We identified DEGs representing four families of transcription factors (MYB, MYC2 (bHLH), AP2/ERF, and WRKY) modulated in response to Pcb1692 infection. Timely regulation and coordinated expression of genes in plant immune response signaling pathways is central to effective defense against pathogens (Mengiste, 2012). Transcription factors connect pattern recognition receptors (PPR) perception and MAPK signaling to downstream gene expression. Many families of transcription factors such as ERFs, MYBs, and WRKYs are involved in immunity to necrotrophic pathogens (Lai and Mengiste, 2013). For instance, in this study, WRKY33 associated with plant disease resistance was only up-regulated in the tolerant cultivar in response to Pcb1692 challenge. WRKY33, a pathogen-inducible transcription factor, was constitutively expressed throughout the time-course (~22.1-fold induction) in the tolerant cultivar. WRKY33 impacts significantly immune responses to necrotrophs. Overall, WRKY33 activates cellular responses downstream of MPK3/MPK6 and MPK4 in PTI immune signaling induced by bacterial flagellin (Asai et al., 2002; Meng and Zhang, 2013).

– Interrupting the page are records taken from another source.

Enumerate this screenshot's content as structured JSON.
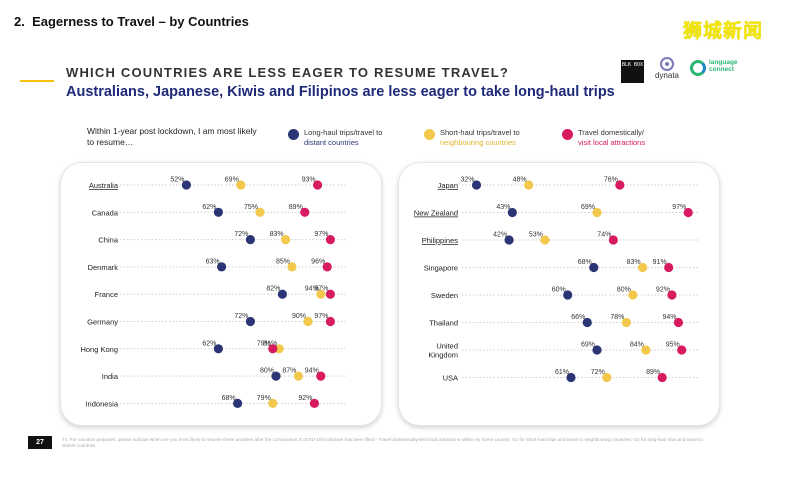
{
  "slide": {
    "section": "2.  Eagerness to Travel – by Countries",
    "watermark": "狮城新闻",
    "heading": "WHICH COUNTRIES ARE LESS EAGER TO RESUME TRAVEL?",
    "headline": "Australians, Japanese, Kiwis and Filipinos are less eager to take long-haul trips",
    "intro": "Within 1-year post lockdown, I am most likely to resume…",
    "page_number": "27",
    "footnote": "T1. For vacation purposes: please indicate when are you most likely to resume these activities after the Coronavirus (COVID-19) lockdown has been lifted - Travel domestically/visit local attractions within my home country; Go for short-haul trips and travel to neighbouring countries; Go for long-haul trips and travel to distant countries"
  },
  "logos": {
    "box": "BLK BOX",
    "dynata": "dynata",
    "lc": "language connect"
  },
  "colors": {
    "long_haul": "#2b3576",
    "short_haul": "#f2c94c",
    "domestic": "#d81b60",
    "line": "#cfcfcf"
  },
  "chart_data": {
    "type": "scatter",
    "series": [
      {
        "name": "Long-haul trips/travel to",
        "subtitle": "distant countries"
      },
      {
        "name": "Short-haul trips/travel to",
        "subtitle": "neighbouring countries"
      },
      {
        "name": "Travel domestically/",
        "subtitle": "visit local attractions"
      }
    ],
    "panels": [
      {
        "rows": [
          {
            "country": "Australia",
            "long": 52,
            "short": 69,
            "dom": 93
          },
          {
            "country": "Canada",
            "long": 62,
            "short": 75,
            "dom": 89
          },
          {
            "country": "China",
            "long": 72,
            "short": 83,
            "dom": 97
          },
          {
            "country": "Denmark",
            "long": 63,
            "short": 85,
            "dom": 96
          },
          {
            "country": "France",
            "long": 82,
            "short": 94,
            "dom": 97
          },
          {
            "country": "Germany",
            "long": 72,
            "short": 90,
            "dom": 97
          },
          {
            "country": "Hong Kong",
            "long": 62,
            "short": 81,
            "dom": 79
          },
          {
            "country": "India",
            "long": 80,
            "short": 87,
            "dom": 94
          },
          {
            "country": "Indonesia",
            "long": 68,
            "short": 79,
            "dom": 92
          }
        ]
      },
      {
        "rows": [
          {
            "country": "Japan",
            "long": 32,
            "short": 48,
            "dom": 76
          },
          {
            "country": "New Zealand",
            "long": 43,
            "short": 69,
            "dom": 97
          },
          {
            "country": "Philippines",
            "long": 42,
            "short": 53,
            "dom": 74
          },
          {
            "country": "Singapore",
            "long": 68,
            "short": 83,
            "dom": 91
          },
          {
            "country": "Sweden",
            "long": 60,
            "short": 80,
            "dom": 92
          },
          {
            "country": "Thailand",
            "long": 66,
            "short": 78,
            "dom": 94
          },
          {
            "country": "United Kingdom",
            "long": 69,
            "short": 84,
            "dom": 95
          },
          {
            "country": "USA",
            "long": 61,
            "short": 72,
            "dom": 89
          }
        ]
      }
    ],
    "underlined_countries": [
      "Australia",
      "Japan",
      "New Zealand",
      "Philippines"
    ],
    "value_suffix": "%",
    "xlim": [
      30,
      100
    ]
  }
}
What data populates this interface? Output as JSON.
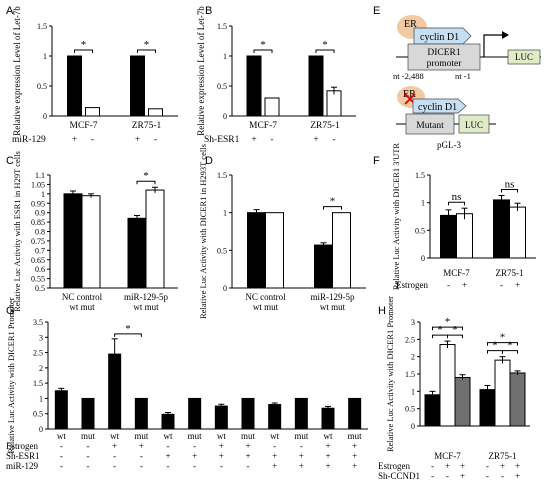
{
  "figure": {
    "panels": [
      {
        "letter": "A"
      },
      {
        "letter": "B"
      },
      {
        "letter": "C"
      },
      {
        "letter": "D"
      },
      {
        "letter": "E"
      },
      {
        "letter": "F"
      },
      {
        "letter": "G"
      },
      {
        "letter": "H"
      }
    ]
  },
  "colors": {
    "black": "#000000",
    "white": "#ffffff",
    "gray": "#707070",
    "diagram_fill": "#d8d8d8",
    "er_fill": "#f1c9a2",
    "cyclin_fill": "#c6dff3",
    "luc_fill": "#e0ecc8",
    "mutation_mark": "#dd0000"
  },
  "chart_data": [
    {
      "panel": "A",
      "type": "bar",
      "ylabel": "Relative expression Level of Let-7b",
      "ylim": [
        0,
        1.5
      ],
      "yticks": [
        "0",
        "0.5",
        "1",
        "1.5"
      ],
      "groups": [
        "MCF-7",
        "ZR75-1"
      ],
      "series": [
        {
          "values": [
            1.0,
            1.0
          ],
          "fill": "black"
        },
        {
          "values": [
            0.14,
            0.12
          ],
          "fill": "white"
        }
      ],
      "errors": [
        [
          0,
          0
        ],
        [
          0,
          0
        ]
      ],
      "significance": [
        {
          "group": 0,
          "label": "*"
        },
        {
          "group": 1,
          "label": "*"
        }
      ],
      "conditions": [
        {
          "label": "miR-129",
          "marks": [
            "+",
            "-",
            "+",
            "-"
          ]
        }
      ]
    },
    {
      "panel": "B",
      "type": "bar",
      "ylabel": "Relative expression Level of Let-7b",
      "ylim": [
        0,
        1.5
      ],
      "yticks": [
        "0",
        "0.5",
        "1",
        "1.5"
      ],
      "groups": [
        "MCF-7",
        "ZR75-1"
      ],
      "series": [
        {
          "values": [
            1.0,
            1.0
          ],
          "fill": "black"
        },
        {
          "values": [
            0.3,
            0.42
          ],
          "fill": "white"
        }
      ],
      "errors": [
        [
          0,
          0
        ],
        [
          0,
          0.06
        ]
      ],
      "significance": [
        {
          "group": 0,
          "label": "*"
        },
        {
          "group": 1,
          "label": "*"
        }
      ],
      "conditions": [
        {
          "label": "Sh-ESR1",
          "marks": [
            "+",
            "-",
            "+",
            "-"
          ]
        }
      ]
    },
    {
      "panel": "C",
      "type": "bar",
      "ylabel": "Relative Luc Activity with ESR1 in H29T cells",
      "ylim": [
        0.5,
        1.1
      ],
      "yticks": [
        "0.5",
        "0.55",
        "0.6",
        "0.65",
        "0.7",
        "0.75",
        "0.8",
        "0.85",
        "0.9",
        "0.95",
        "1",
        "1.05",
        "1.1"
      ],
      "groups": [
        "NC control",
        "miR-129-5p"
      ],
      "subtitle": "wt mut",
      "series": [
        {
          "values": [
            1.0,
            0.87
          ],
          "fill": "black"
        },
        {
          "values": [
            0.99,
            1.02
          ],
          "fill": "white"
        }
      ],
      "errors": [
        [
          0.015,
          0.015
        ],
        [
          0.01,
          0.015
        ]
      ],
      "significance": [
        {
          "group": 1,
          "label": "*"
        }
      ],
      "conditions": []
    },
    {
      "panel": "D",
      "type": "bar",
      "ylabel": "Relative Luc Activity with DICER1 in H293T cells",
      "ylim": [
        0,
        1.5
      ],
      "yticks": [
        "0",
        "0.5",
        "1",
        "1.5"
      ],
      "groups": [
        "NC control",
        "miR-129-5p"
      ],
      "subtitle": "wt mut",
      "series": [
        {
          "values": [
            1.0,
            0.57
          ],
          "fill": "black"
        },
        {
          "values": [
            1.0,
            1.0
          ],
          "fill": "white"
        }
      ],
      "errors": [
        [
          0.04,
          0.03
        ],
        [
          0,
          0
        ]
      ],
      "significance": [
        {
          "group": 1,
          "label": "*"
        }
      ],
      "conditions": []
    },
    {
      "panel": "F",
      "type": "bar",
      "ylabel": "Relative Luc Activity with DICER1 3'UTR",
      "ylim": [
        0,
        1.5
      ],
      "yticks": [
        "0",
        "0.5",
        "1",
        "1.5"
      ],
      "groups": [
        "MCF-7",
        "ZR75-1"
      ],
      "series": [
        {
          "values": [
            0.77,
            1.05
          ],
          "fill": "black"
        },
        {
          "values": [
            0.8,
            0.92
          ],
          "fill": "white"
        }
      ],
      "errors": [
        [
          0.1,
          0.08
        ],
        [
          0.1,
          0.07
        ]
      ],
      "significance": [
        {
          "group": 0,
          "label": "ns"
        },
        {
          "group": 1,
          "label": "ns"
        }
      ],
      "conditions": [
        {
          "label": "Estrogen",
          "marks": [
            "-",
            "+",
            "-",
            "+"
          ]
        }
      ]
    },
    {
      "panel": "G",
      "type": "bar",
      "ylabel": "Relative Luc Activity with DICER1 Promoter",
      "ylim": [
        0,
        3.5
      ],
      "yticks": [
        "0",
        "0.5",
        "1",
        "1.5",
        "2",
        "2.5",
        "3",
        "3.5"
      ],
      "categories": [
        "wt",
        "mut",
        "wt",
        "mut",
        "wt",
        "mut",
        "wt",
        "mut",
        "wt",
        "mut",
        "wt",
        "mut"
      ],
      "values": [
        1.25,
        1.0,
        2.45,
        1.0,
        0.48,
        1.0,
        0.75,
        1.0,
        0.8,
        1.0,
        0.68,
        1.0
      ],
      "errors": [
        0.08,
        0,
        0.5,
        0,
        0.06,
        0,
        0.06,
        0,
        0.05,
        0,
        0.06,
        0
      ],
      "significance": [
        {
          "from": 2,
          "to": 3,
          "label": "*"
        }
      ],
      "conditions": [
        {
          "label": "Estrogen",
          "marks": [
            "-",
            "-",
            "+",
            "+",
            "-",
            "-",
            "+",
            "+",
            "-",
            "-",
            "+",
            "+"
          ]
        },
        {
          "label": "Sh-ESR1",
          "marks": [
            "-",
            "-",
            "-",
            "-",
            "+",
            "+",
            "+",
            "+",
            "+",
            "+",
            "+",
            "+"
          ]
        },
        {
          "label": "miR-129",
          "marks": [
            "-",
            "-",
            "-",
            "-",
            "-",
            "-",
            "-",
            "-",
            "+",
            "+",
            "+",
            "+"
          ]
        }
      ]
    },
    {
      "panel": "H",
      "type": "bar",
      "ylabel": "Relative Luc Activity with DICER1 Promoter",
      "ylim": [
        0,
        3
      ],
      "yticks": [
        "0",
        "0.5",
        "1",
        "1.5",
        "2",
        "2.5",
        "3"
      ],
      "groups": [
        "MCF-7",
        "ZR75-1"
      ],
      "series": [
        {
          "values": [
            0.9,
            1.05
          ],
          "fill": "black"
        },
        {
          "values": [
            2.35,
            1.9
          ],
          "fill": "white"
        },
        {
          "values": [
            1.4,
            1.53
          ],
          "fill": "gray"
        }
      ],
      "errors": [
        [
          0.1,
          0.12
        ],
        [
          0.1,
          0.1
        ],
        [
          0.08,
          0.06
        ]
      ],
      "significance": [
        {
          "group": 0,
          "from": 0,
          "to": 1,
          "label": "*"
        },
        {
          "group": 0,
          "from": 1,
          "to": 2,
          "label": "*"
        },
        {
          "group": 0,
          "from": 0,
          "to": 2,
          "label": "*"
        },
        {
          "group": 1,
          "from": 0,
          "to": 1,
          "label": "*"
        },
        {
          "group": 1,
          "from": 1,
          "to": 2,
          "label": "*"
        },
        {
          "group": 1,
          "from": 0,
          "to": 2,
          "label": "*"
        }
      ],
      "conditions": [
        {
          "label": "Estrogen",
          "marks": [
            "-",
            "+",
            "+",
            "-",
            "+",
            "+"
          ]
        },
        {
          "label": "Sh-CCND1",
          "marks": [
            "-",
            "-",
            "+",
            "-",
            "-",
            "+"
          ]
        }
      ]
    }
  ],
  "diagram": {
    "top": {
      "er": "ER",
      "cyclin": "cyclin D1",
      "promoter_line1": "DICER1",
      "promoter_line2": "promoter",
      "luc": "LUC",
      "nt_left": "nt -2,488",
      "nt_right": "nt -1"
    },
    "bottom": {
      "er": "ER",
      "cyclin": "cyclin D1",
      "promoter": "Mutant",
      "luc": "LUC",
      "vector": "pGL-3"
    }
  }
}
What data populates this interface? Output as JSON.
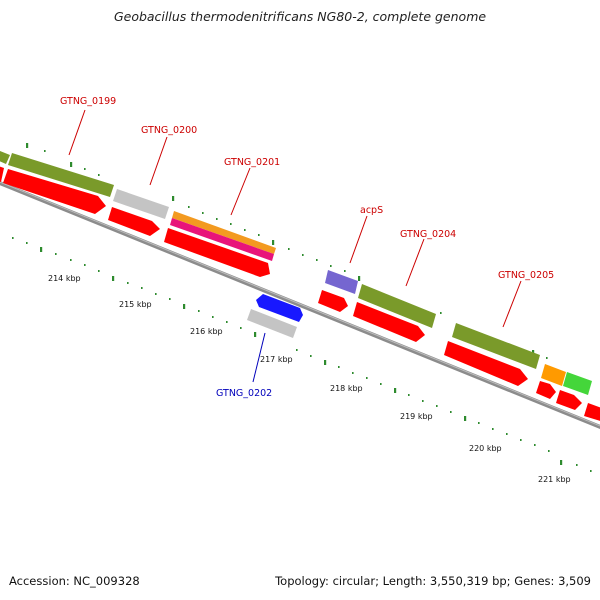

Defense-related ERFs integrate signals from jasmonate and ethylene pathways in order to transcriptionally activate plant defense responses to necrotrophs (Mengiste, 2012). Here, ERF1 genes were significantly expressed in both cultivars at all the time-points except at 6 hpi in the susceptible cultivar. DEGs for ERF1 were more induced in BP1 compared to Valor in the time-course. ERF1 positively regulates plant resistance to necrotrophs. However, some ERF genes such as ERF4 and ERF5, associated with susceptibility to necroptrophs were also identified and were differentially expressed in the susceptible cultivar following inoculation with Pcb1692. The homolog of AtERF2, PGSC0003DMG400026261, was induced in both cultivars at 6 hpi but specifically expressed in the tolerant cultivar at 12 and 24 hpi and in the susceptible cultivar at 72 hpi. Interestingly, ERF2 expression patterns showed a 6-fold increase in BP1 at 12 hpi when compared to Valor, indicative of an enhanced and stronger defense response in the tolerant cultivar. In Arabidopsis, AtERF4 negatively regulates expression of jasmonate responsive defense genes and resistance to necrotrophs. In contrast, AtERF2 is a positive regulator of defense genes in the jasmonate signaling pathway, conferring resistance to necrotrophic pathogens (Grennan, 2008).

Other differentially expressed transcription factors belong to MYB and MYC families. MYC2 is associated with repression of responses to necrotrophic pathogen infection (Mengiste, 2012) and was mostly down-regulated throughout the time-course in both cultivars, except at the later stages of infection (72 hpi) in the susceptible cultivar when blackleg symptoms are evident. The MYB transcription factor, MYB83 (PGSC0003DMG400006868) was repressed in the susceptible within the time-course, but was up-regulated in the tolerant cultivar (when using pairwise comparisons between cultivars “Valor” and “BP1” at each time-point). MYB83 is a close homolog of and acts redundantly with MYB46. MYB46/MYB83 transcription factors are master regulators of secondary cell wall formation in Arabidopsis, directly regulating expression of genes involved in lignin, cellulose and hemicellulose biosynthesis, including among others, SND1, CESA4, CESA7, CESA8, MYB58, MYB56, and MYB63 (Mccarthy et al., 2009; Ko et al., 2014). Thus, MYB83 appears to be a key component of cell wall modifications in downstream (late) plant defense responses.

The authors declare that the research was conducted in the absence of any commercial or financial relationships that could be construed as a potential conflict of interest.